Here's the backlink. In short, I was early in calling the bottom of wave 1 of 3 for GE but my updated model shows wave 1of 3 was likely put in today. This update jibes with my model that the DJIA will rally tomorrow.
I think that GE is slightly ahead of the DJIA in count. The DJIA is only forming wave 2 of 1 right now whereas GE is forming 2 of 3. The GE chart is looking very, very bearish IMO. when wave 1 of 3 creates a lower low than the bottom of wave 1 (which is what I was trying to point out with the pink rectangle), it suggests a lot of insti selling pressure. The lower low takes away any chance of it being part of, for example, a larger HT wave. This chart is telling me that people want out.

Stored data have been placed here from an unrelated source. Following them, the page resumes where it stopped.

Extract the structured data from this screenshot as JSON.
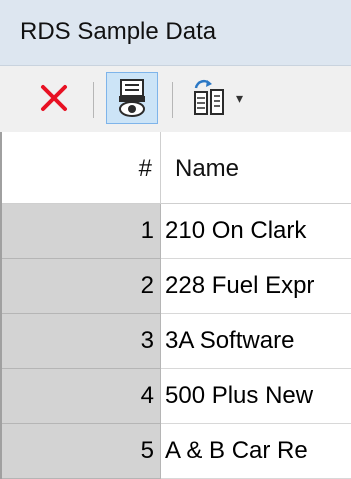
{
  "window": {
    "title": "RDS Sample Data"
  },
  "toolbar": {
    "buttons": [
      {
        "icon": "close-icon",
        "color": "#e81123"
      },
      {
        "icon": "record-view-icon",
        "active": true
      },
      {
        "icon": "export-icon",
        "has_dropdown": true
      }
    ]
  },
  "grid": {
    "columns": [
      "#",
      "Name"
    ],
    "rows": [
      {
        "num": "1",
        "name": "210 On Clark"
      },
      {
        "num": "2",
        "name": "228 Fuel Expr"
      },
      {
        "num": "3",
        "name": "3A Software"
      },
      {
        "num": "4",
        "name": "500 Plus New"
      },
      {
        "num": "5",
        "name": "A & B Car Re"
      }
    ]
  },
  "colors": {
    "titlebar": "#dde6f0",
    "toolbar": "#f0f0f0",
    "active_button": "#cce4f7",
    "row_header": "#d3d3d3"
  }
}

If there ever was a good time to buy GE puts, now is it because we know that the big HT was wave 4 up, then we saw 5 waves up back above the upper rail and now we have seen wave 1, 2 and 1 of 3. So let GE rally for a day or two in order to get to the 38.2 fib or perhaps the 50 fib and then try to sneak into some out of the money if not deep out of the money 2016 or 2017 puts before the put sellers figure out that we are in a bear market.
Of course, the safe way to play options is to use UVXY/TVIX because of the liquidity. But I do like to have a core holding of some puts that cannot easily be traded If I think a major bear move is ahead of us.
When GE goes down, everything is going down.